What makes TOON particularly effective for LLMs is the explicit schema declaration. When you tell GPT-4 to “extract the top 3 salaries from this data,” the [3] and {id,name,role,salary} markers act as structural hints. The benchmarking data shows this improves retrieval accuracy from 70% (JSON) to 74% (TOON) on complex queries, because the model doesn’t have to infer structure—it’s declared upfront. This is especially valuable for smaller models like Llama-7B, where parsing ambiguity significantly impacts accuracy.

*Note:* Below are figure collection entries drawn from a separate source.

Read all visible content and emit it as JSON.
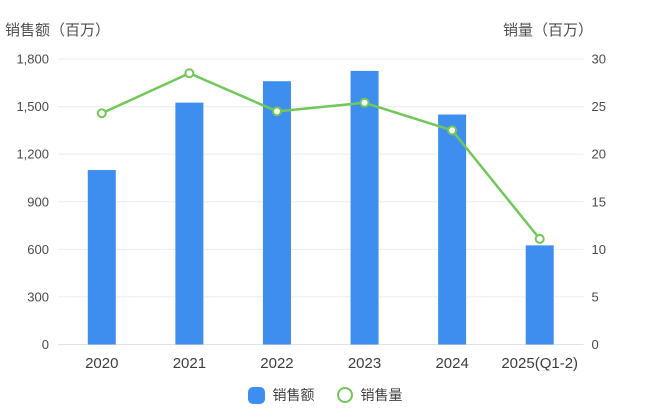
{
  "colors": {
    "bar": "#3E8EF0",
    "line": "#70C858",
    "grid": "#EBEBEB",
    "axis_line": "#E2E2E2",
    "tick_text": "#4A4A4A",
    "x_text": "#3D3D3D",
    "title_text": "#4F4F4F",
    "legend_text": "#404040",
    "marker_fill": "#FFFFFF"
  },
  "chart_data": {
    "type": "bar",
    "subtype": "bar+line dual axis combo",
    "categories": [
      "2020",
      "2021",
      "2022",
      "2023",
      "2024",
      "2025(Q1-2)"
    ],
    "series": [
      {
        "name": "销售额",
        "type": "bar",
        "yaxis": "left",
        "values": [
          1100,
          1525,
          1660,
          1725,
          1450,
          625
        ]
      },
      {
        "name": "销售量",
        "type": "line",
        "yaxis": "right",
        "values": [
          24.3,
          28.5,
          24.5,
          25.4,
          22.5,
          11.1
        ]
      }
    ],
    "left_axis": {
      "title": "销售额（百万）",
      "min": 0,
      "max": 1800,
      "ticks": [
        {
          "value": 0,
          "label": "0"
        },
        {
          "value": 300,
          "label": "300"
        },
        {
          "value": 600,
          "label": "600"
        },
        {
          "value": 900,
          "label": "900"
        },
        {
          "value": 1200,
          "label": "1,200"
        },
        {
          "value": 1500,
          "label": "1,500"
        },
        {
          "value": 1800,
          "label": "1,800"
        }
      ]
    },
    "right_axis": {
      "title": "销量（百万）",
      "min": 0,
      "max": 30,
      "ticks": [
        {
          "value": 0,
          "label": "0"
        },
        {
          "value": 5,
          "label": "5"
        },
        {
          "value": 10,
          "label": "10"
        },
        {
          "value": 15,
          "label": "15"
        },
        {
          "value": 20,
          "label": "20"
        },
        {
          "value": 25,
          "label": "25"
        },
        {
          "value": 30,
          "label": "30"
        }
      ]
    },
    "legend": {
      "position": "bottom",
      "items": [
        "销售额",
        "销售量"
      ]
    },
    "grid": true
  }
}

The SDK also includes a CLI tool for batch conversion and a benchmarking framework that tests both token efficiency and retrieval accuracy across different data shapes. The benchmarks reveal TOON’s sweet spot: data with high “tabular eligibility”—think API responses, database query results, or configuration files with repeated structures. On the reference benchmark dataset (mix of e-commerce orders, user profiles, and time-series data), TOON averages 40% fewer tokens than JSON. But drill into the numbers, and you’ll find that performance varies wildly: 55% savings for pure tabular data, 25% for moderately nested structures, and occasionally negative savings (more tokens than JSON) for deeply nested or highly variable schemas.

Gotcha

TOON’s efficiency collapses when your data doesn’t fit its tabular worldview. If you’re working with deeply nested configuration files, graph structures, or arrays where every object has different keys, TOON becomes actively worse than JSON. The format has to fall back to indented representation for non-uniform arrays, and the overhead of array length markers [N] and failed tabular detection can actually increase token count by 5-10% compared to compact JSON. Before integrating TOON, run your actual production data through the benchmarking tool—don’t assume you’ll hit that 40% average.

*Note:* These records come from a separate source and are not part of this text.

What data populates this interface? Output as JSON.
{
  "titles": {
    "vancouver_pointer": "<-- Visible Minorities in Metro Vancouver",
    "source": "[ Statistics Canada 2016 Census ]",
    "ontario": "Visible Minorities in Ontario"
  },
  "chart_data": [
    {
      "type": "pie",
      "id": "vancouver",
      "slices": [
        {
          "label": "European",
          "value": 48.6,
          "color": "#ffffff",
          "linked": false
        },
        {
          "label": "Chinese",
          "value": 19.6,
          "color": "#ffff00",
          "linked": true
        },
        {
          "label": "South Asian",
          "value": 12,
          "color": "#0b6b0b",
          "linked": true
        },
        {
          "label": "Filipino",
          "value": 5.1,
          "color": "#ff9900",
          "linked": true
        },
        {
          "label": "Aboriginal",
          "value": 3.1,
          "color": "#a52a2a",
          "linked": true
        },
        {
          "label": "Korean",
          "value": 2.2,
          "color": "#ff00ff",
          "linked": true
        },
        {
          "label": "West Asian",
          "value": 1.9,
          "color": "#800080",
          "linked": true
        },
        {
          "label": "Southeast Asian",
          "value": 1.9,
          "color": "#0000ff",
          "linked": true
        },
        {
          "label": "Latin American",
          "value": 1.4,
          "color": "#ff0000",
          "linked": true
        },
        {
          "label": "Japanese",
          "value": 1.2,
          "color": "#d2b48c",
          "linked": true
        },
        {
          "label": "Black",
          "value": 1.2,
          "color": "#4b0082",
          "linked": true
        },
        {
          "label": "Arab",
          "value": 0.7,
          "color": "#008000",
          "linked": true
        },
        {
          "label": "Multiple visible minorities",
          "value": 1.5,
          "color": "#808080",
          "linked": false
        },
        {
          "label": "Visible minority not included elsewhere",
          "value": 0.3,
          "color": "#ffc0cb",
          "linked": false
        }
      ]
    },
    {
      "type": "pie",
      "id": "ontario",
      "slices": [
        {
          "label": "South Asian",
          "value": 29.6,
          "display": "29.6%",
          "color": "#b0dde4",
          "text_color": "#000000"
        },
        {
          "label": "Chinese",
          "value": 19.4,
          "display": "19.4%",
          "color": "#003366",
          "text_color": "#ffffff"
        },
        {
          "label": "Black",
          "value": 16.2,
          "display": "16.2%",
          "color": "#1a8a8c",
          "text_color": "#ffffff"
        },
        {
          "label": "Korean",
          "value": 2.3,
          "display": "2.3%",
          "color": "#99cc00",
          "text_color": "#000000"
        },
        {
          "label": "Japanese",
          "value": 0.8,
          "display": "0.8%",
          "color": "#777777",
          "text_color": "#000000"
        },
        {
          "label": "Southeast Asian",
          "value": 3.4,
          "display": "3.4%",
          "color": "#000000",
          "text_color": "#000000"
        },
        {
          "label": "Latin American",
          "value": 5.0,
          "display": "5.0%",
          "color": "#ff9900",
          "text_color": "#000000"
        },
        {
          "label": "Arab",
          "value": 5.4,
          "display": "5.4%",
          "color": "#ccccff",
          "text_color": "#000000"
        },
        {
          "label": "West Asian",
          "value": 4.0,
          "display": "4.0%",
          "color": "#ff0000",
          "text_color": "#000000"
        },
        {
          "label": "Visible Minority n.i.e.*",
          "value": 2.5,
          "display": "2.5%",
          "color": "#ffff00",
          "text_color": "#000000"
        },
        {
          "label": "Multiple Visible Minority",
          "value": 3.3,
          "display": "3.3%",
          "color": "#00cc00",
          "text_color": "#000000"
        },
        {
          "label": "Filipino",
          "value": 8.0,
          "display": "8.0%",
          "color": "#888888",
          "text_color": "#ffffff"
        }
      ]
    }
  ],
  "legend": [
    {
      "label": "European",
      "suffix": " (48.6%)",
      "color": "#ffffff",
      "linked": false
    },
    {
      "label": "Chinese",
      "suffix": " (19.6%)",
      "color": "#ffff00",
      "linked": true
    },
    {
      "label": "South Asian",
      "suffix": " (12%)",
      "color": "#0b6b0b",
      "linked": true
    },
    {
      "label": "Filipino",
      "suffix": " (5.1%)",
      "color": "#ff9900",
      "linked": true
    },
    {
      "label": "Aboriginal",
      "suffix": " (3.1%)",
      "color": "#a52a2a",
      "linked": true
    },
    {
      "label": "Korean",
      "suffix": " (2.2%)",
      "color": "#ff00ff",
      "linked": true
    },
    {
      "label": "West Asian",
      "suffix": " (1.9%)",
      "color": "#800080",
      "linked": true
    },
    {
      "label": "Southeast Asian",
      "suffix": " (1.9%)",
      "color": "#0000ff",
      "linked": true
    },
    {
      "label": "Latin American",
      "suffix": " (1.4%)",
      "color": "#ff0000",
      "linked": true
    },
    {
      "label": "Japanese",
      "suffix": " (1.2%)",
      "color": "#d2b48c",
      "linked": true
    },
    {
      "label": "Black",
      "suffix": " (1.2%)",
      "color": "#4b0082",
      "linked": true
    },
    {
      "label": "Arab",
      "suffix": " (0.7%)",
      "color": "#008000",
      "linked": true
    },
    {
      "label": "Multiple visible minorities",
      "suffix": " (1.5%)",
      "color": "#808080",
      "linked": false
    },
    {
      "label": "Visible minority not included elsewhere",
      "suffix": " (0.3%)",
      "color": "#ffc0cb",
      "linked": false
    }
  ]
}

The second limitation is ecosystem maturity. TOON is a 22,000-star project, but tooling remains thin. There’s no native support in popular LLM frameworks like LangChain or Semantic Kernel, meaning you’ll write conversion glue code at every prompt boundary. Editor support exists for VS Code, but syntax highlighting and validation are rudimentary compared to JSON’s decades of tooling investment. If your team is already struggling with prompt engineering complexity, adding a custom serialization format increases cognitive load. You’re also betting on TOON’s longevity—if the format doesn’t achieve critical adoption mass, you might be stuck maintaining conversion layers for years. And while the spec claims lossless bidirectional conversion, edge cases exist: JSON’s numeric precision handling differs from TOON’s string-based tabular cells, potentially causing floating-point drift in round-trip conversions.

Verdict

Use if: You’re making high-volume LLM API calls with structured data that contains uniform arrays (employee records, transaction logs, sensor data, API responses), token costs are a measurable line item in your budget, and you can afford the integration overhead of adding conversion steps to your prompt pipeline. The 40% token savings and improved parsing accuracy are real, and they compound quickly at scale. Also use it if you’re working with smaller open-source models where the explicit schema declarations meaningfully improve accuracy.

Skip if: Your data is deeply nested or highly variable (complex configuration files, graph structures, polymorphic objects), you’re optimizing for latency over token cost (some quantized models process JSON faster despite higher token counts), your team lacks bandwidth to learn a new format and maintain conversion tooling, or you’re working with pure flat tables where CSV is simpler and more universally supported. Also skip if your LLM usage is low-volume where token savings won’t offset the engineering time to integrate TOON.